In the dental examination, in the study group, 24 patients (77.4%) were diagnosed with abnormalities in dental development, including 18 (58.1%) who had more than one malformation. These problems were found in the control group in 14 (42.4%; P = .004) and 3 (9.1%; P < .001) patients, respectively. The tooth number disorders, including hypodontia, hyperdontia (Figure 1), and presence of persistent deciduous teeth and impacted teeth (Figure 2), were identified in 9 patients (29%) in the study group and 2 patients (6.1%; P = .015) in the control group. In 12 patients (38.7%) in the study group and 4 (12.1%; P = .014) in the control group, abnormal crown or root shape (Figure 3) were identified. Developmental defects of enamel, evaluated by the DDE-Index, were reported in 16 patients (51.6%) in the study group and 8 patients (24.2%; P = .024) in the control group. A majority of these were associated with enamel hypomineralisation. Details are provided in Table 2.

Fig. 1

Panoramic x-ray: supernumerary teeth (in the region of 11-12 and 33). In the picture, there are also impacted teeth 23 and 33 and pulp stones in molars.

Fig. 2

Panoramic x-ray: impacted teeth (37, 46, and 47). In the picture, there are also persistent deciduous teeth (74, 84, 75, and 85) and visible talon cusps of 13-23.

Fig. 3

Panoramic x-ray: abnormal root shape (tooth 22). (The tooth has 2 roots.)

Table 2

Tooth number and structure abnormalities and developmental defects of enamel reported in examined children.

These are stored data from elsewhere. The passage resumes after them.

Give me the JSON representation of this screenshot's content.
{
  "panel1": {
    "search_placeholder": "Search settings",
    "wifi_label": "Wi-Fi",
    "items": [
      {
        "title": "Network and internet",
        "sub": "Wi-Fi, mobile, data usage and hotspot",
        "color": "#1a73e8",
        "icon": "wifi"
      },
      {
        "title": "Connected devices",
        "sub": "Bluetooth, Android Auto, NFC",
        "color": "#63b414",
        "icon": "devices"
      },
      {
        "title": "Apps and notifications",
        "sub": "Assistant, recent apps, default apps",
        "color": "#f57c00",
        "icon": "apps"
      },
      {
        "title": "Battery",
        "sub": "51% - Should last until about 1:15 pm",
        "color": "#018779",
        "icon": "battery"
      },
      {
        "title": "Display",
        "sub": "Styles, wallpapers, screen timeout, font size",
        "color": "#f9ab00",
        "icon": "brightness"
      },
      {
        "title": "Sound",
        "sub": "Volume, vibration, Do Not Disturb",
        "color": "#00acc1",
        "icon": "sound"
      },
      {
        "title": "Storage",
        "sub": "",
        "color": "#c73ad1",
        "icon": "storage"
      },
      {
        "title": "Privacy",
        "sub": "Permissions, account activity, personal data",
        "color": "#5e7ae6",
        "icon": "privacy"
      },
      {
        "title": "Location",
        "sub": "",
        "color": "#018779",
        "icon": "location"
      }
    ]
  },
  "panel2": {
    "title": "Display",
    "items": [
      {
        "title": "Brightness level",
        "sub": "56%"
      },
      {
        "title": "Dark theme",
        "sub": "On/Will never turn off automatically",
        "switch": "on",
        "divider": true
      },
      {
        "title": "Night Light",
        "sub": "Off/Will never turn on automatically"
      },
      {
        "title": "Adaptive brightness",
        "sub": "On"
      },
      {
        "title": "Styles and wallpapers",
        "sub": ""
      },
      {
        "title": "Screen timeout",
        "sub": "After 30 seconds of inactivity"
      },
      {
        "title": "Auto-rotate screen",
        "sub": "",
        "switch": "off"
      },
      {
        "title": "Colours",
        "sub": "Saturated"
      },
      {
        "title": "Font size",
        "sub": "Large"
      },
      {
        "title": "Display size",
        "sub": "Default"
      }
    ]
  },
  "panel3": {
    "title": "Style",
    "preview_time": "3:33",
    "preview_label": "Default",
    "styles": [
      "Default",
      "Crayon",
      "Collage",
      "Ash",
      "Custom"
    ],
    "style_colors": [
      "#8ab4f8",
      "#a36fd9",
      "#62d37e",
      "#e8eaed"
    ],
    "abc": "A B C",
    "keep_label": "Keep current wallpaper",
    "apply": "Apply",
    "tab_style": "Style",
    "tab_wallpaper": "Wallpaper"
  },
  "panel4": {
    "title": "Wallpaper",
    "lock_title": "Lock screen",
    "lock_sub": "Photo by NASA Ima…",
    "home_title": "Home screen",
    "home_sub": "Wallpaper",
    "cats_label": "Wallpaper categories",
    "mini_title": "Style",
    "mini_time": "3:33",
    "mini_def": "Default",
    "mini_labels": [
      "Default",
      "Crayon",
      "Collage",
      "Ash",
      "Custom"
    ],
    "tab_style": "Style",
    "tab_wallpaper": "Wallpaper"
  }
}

	Study group, n = 31	Control group, n = 33
Type of abnormality	n/%		P
Hypodontia	1/3.2	2/6.1	.592
Hyperdontia (mesiodens, other supernumerary teeth)	5/16.1	0/0	.016
Persistent deciduous teeth	2/6.5	0/0	.138
Impacted teeth	7/22.6	0/0	.004
More than 1 tooth number disorder	4/12.9	0/0	.033
Barrel-shaped crowns of the incisors	5/16.1	0/0	.016
Talon cusps	4/12.9	1/3	.141
Root shape abnormalities	2/6.5	0/0	.138
Dens invaginatus	1/3.2	0/0	.306
Enameloma	1/3.2	0/0	.306
Taurodontism	3/9.7	3/9.1	.936
More than 1 tooth structure disorder	3/9.7	0/0	.067
Opacities (hypomineralisation)	14/45.2	6/18.2	.020
Discolouration	1/3.2	1/3	.964
Hypoplasia	3/9.7	1/3	.272
More than 1 developmental defect of enamel	2/6.5	0/0	.138

Disorders regarding dental pulp mineralisation (pulp stones) occurred in 20 patients (31.3%), 17 of whom were in the study group and 3 of whom were in the control group (P < .001). More than one abnormality of this type involved 13 (41.9%) subjects in the study group and 1 (3%) in the control group. Bone structure abnormalities (localised changes of bone density) were observed in 8 (25.8%) patients in the study group, whilst the control group did not have any such disorders (P = .002).

Of the 15 patients receiving cyclosporine in addition to glucocorticoids, 11 had dental abnormalities. These were mainly bone structure abnormalities (4 out of 8 cases); pulp stones (6 out of 20 cases); hyperdontia (3 out of 5 cases); abnormal crown or root shape (3 cases); and retained teeth (2 out of 7 cases).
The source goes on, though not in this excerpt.